Port Xgb Binary - Notebook by Adrian Borzyszkowski (adrian-borzyszkowski)

Learn practical skills, build real-world projects, and advance your career

Updated 3 years ago

import pandas as pd
import seaborn as sns
import matplotlib.pyplot as plt
from sklearn import preprocessing
from sklearn.neighbors import KNeighborsClassifier
from sklearn.model_selection import StratifiedKFold
from sklearn.metrics import accuracy_score
import numpy as np
from sklearn.decomposition import PCA
from sklearn.metrics import confusion_matrix
from sklearn.metrics import f1_score
from xgboost import XGBClassifier
import xgboost as xgb
from sklearn.model_selection import GridSearchCV
from matplotlib.colors import LogNorm
from sklearn.metrics import precision_recall_fscore_support

input_file = '/home/adrian/Tug/Data/Table-Port-Results/FIRAU_Table.parquet.gzip'
df = pd.read_parquet(input_file)
df = df.dropna()
df = df.reset_index(drop=True)
df=df.drop(df[df.ship_type==90].index).reset_index(drop=True)

#simplifying problem
df.loc[df.tug_amount == 3,"tug_amount"] = 1
df.loc[df.tug_amount == 2,"tug_amount"] = 1

#Preprocessing
#translating hour feature to continuous features - now hour consists of 2 features - hoursin and hourcos
df['hour_sin'] = np.sin(2 * np.pi * df['hour']/23.0)
df['hour_cos'] = np.cos(2 * np.pi * df['hour']/23.0)

#string to number of weekday
df.loc[df['weekday'] == "Monday", 'weekday' ] = 1
df.loc[df['weekday'] == "Tuesday", 'weekday' ] = 2
df.loc[df['weekday'] == "Wednesday", 'weekday' ] = 3
df.loc[df['weekday'] == "Thursday", 'weekday' ] = 4
df.loc[df['weekday'] == "Friday", 'weekday' ] = 5
df.loc[df['weekday'] == "Saturday", 'weekday' ] = 6
df.loc[df['weekday'] == "Sunday", 'weekday' ] = 7

#same as hours
df['weekday_sin'] = np.sin(2 * np.pi * df['weekday'].astype(float)/7.0)
df['weekday_cos'] = np.cos(2 * np.pi * df['weekday'].astype(float)/7.0)

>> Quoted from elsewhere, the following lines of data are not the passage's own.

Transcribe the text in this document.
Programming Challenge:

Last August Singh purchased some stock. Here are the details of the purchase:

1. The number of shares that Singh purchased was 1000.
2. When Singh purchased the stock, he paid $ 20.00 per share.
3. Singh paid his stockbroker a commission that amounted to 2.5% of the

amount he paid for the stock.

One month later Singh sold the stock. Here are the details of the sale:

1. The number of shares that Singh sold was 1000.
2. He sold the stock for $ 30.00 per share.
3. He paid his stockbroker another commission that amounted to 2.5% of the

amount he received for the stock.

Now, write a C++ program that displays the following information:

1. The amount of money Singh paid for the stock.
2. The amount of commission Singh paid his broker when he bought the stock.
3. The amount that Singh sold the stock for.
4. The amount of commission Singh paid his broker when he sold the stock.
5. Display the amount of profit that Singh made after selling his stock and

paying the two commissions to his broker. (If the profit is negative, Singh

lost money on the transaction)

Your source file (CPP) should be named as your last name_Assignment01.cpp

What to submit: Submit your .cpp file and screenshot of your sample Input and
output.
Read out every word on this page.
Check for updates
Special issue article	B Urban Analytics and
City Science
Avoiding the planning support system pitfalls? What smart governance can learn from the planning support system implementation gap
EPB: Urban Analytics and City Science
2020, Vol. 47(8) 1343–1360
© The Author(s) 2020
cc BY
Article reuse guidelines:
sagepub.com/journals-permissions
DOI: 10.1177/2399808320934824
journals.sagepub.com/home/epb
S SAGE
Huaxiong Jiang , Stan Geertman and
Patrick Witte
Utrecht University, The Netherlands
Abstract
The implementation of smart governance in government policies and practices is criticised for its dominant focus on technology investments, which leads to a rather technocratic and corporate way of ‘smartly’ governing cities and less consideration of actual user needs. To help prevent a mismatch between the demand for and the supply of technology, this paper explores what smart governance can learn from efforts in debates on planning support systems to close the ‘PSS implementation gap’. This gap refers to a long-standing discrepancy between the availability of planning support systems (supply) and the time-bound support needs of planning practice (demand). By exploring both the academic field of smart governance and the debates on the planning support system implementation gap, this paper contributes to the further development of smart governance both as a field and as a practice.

df['wd_10min_sin'] = np.sin(2 * np.pi * df['wd_10min'].astype(float)/360.0)
df['wd_10min_cos'] = np.cos(2 * np.pi * df['wd_10min'].astype(float)/360.0)

#making datasets
X=pd.get_dummies(df.ship_type)
y=df["tug_amount"].values

#making dataset continues
X=X.join(df[["ws_10min","wg_10min","length","breadth","draught","hour_sin","hour_cos","weekday_sin","weekday_cos","wd_10min_sin","wd_10min_cos"]])
X=X.join(pd.get_dummies(df.voyage_type))
X=X.join(pd.get_dummies(df.port))
X=X.values

parameters = {
    'max_depth': [2,3,4,5],
  #  'min_child_weight' : [0.1,0.2],
  # "learning_rate"    : [0.05, 0.10],
  # 'n_estimators' : [70, 110, 150, 190],
  # 'subsample':[0.5,0.7,0.8]
}

def nested_cv_for_xgboost(X,y):

    y_preds=[]
    y_tested=[]
    cv = StratifiedKFold(n_splits=10)
    fold=0
    
    #Outer 10-fold CV Data Split
    for train_index, test_index in cv.split(X, y):
        print("Calculating fold", fold ,"out of 10",end="\r")
        fold+=1
        X_train, X_test = X[train_index], X[test_index]
        y_train, y_test = y[train_index], y[test_index]
        clf=XGBClassifier(use_label_encoder=False, objective= 'binary:hinge', eval_metric='aucpr',nthread=10,
                         scale_pos_weight=np.count_nonzero(y==0)/np.count_nonzero(y==1),max_delta_step=1,n_estimators=140)
        gsearch = GridSearchCV(estimator = clf, param_grid = parameters, scoring="f1",n_jobs=-1, cv = StratifiedKFold(n_splits=3), verbose=True)
        gsearch.fit(X_train,y_train)
        model = gsearch.best_estimator_
        y_preds.append(model.predict(X_test))
        #grid_search.fit(X_train,y_train)
        #y_preds.append(grid_search.best_estimator_.predict(X_test))
        
        y_tested.append(y_test)
        
    return(y_preds, y_tested)

y_tested,y_preds=nested_cv_for_xgboost(X,y)
y_preds=np.concatenate(y_preds)
y_tested=np.concatenate(y_tested)

cm = confusion_matrix(y_tested, y_preds)
print("Accuracy of classification is ",accuracy_score(y_tested, y_preds)*100,"%")

#confusion matrix
df_cm = pd.DataFrame(cm)
plt.figure(figsize=(8,7))
ax =sns.heatmap(df_cm, annot=True,
                   cmap='PuBu_r', shading='auto', fmt='g', norm=LogNorm(vmin=(df_cm.to_numpy().min()+1), vmax=df_cm.to_numpy().max()))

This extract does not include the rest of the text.